Victory, moreover, means for those in the ministry the willingness to do the same thing over and over again in the hope that by so doing the Christian people can speak truthfully to one another and the world.
So it is my hope that when ministers are asked about their day they might say, “Well I was reading Karl Barth on the Trinity and I think I finally understand why ‘Father’ is in the first article of the Creed.” After all, the reading that those training for the ministry do in seminary is meant to prepare ministers to spend a life reading. They must continue to read and study even though they may receive little reward for doing so. Ministers must, moreover, help the people they serve to recognize that their support of their minister’s study is a good the whole people of God have in common.
I hope occasionally when asked for a report of their day in the ministry, ministers will be able to say, “I think I wrote one good sentence in the sermon for Sunday.” The sermon is at the heart of our ability to speak as well as sustain speaking Christian. The sermon is not your reflections on how to negotiate life. The sermon rather is our fundamental speech act as Christians through which we learn the grammar of the faith. As my colleague Richard Lischer puts it in his book The End of Words: The Language of Reconciliation in a Culture of Violence :
“the preacher’s job … is to do nothing less than shape the language of the sermon to a living reality among the people of God – to make it conform to Jesus. The sermon, in fact, is Jesus trying to speak once again in his own community.”

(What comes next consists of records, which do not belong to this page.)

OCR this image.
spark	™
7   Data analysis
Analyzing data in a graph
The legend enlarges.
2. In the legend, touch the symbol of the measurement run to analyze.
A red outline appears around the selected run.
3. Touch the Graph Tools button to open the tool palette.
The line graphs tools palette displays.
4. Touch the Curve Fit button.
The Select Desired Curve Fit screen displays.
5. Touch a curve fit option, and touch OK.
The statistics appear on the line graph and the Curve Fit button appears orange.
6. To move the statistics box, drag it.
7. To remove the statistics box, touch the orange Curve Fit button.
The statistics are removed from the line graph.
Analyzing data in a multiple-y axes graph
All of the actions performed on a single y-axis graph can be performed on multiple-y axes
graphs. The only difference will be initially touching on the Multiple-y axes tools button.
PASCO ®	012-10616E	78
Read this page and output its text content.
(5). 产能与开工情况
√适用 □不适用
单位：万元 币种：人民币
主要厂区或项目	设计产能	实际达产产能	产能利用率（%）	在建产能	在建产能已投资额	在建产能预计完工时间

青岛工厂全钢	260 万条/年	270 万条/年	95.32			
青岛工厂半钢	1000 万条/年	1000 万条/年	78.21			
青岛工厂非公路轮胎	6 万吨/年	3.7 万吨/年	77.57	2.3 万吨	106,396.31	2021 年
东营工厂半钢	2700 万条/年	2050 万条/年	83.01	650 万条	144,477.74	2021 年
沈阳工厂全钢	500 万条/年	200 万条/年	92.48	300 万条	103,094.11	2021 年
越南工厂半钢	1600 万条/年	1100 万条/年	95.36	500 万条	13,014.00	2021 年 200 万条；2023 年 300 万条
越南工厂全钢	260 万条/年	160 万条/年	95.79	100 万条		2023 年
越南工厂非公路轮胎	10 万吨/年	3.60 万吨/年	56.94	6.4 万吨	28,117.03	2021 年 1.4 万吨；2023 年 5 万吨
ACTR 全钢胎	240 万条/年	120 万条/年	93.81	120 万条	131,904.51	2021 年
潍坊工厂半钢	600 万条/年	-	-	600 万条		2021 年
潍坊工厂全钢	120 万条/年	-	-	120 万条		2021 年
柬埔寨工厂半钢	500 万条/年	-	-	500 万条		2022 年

James may well be right that not many should be called to be teachers, but as one charged with the proclamation of the Gospel I do not see how ministers can avoid being a teacher. For as Lischer observes, preachers are authorized to say things that, if they did not utter them, no one would ever hear the forms of language that require God as their final audience. One sentence may not seem like much but our lives as Christians depend on ministers’ struggle to say Christ.
Finally, I hope in response to the question of the character of their day ministers might be able to say that they prayed with the dying Mrs Smith the prayer that needed to be prayed. Prayer is the heart of Christian speech. Like all Christians, ministers are called to live a life of prayer. Those called to the ministry of Jesus Christ are called to help those like me learn to pray. That surely is the most important work in the world.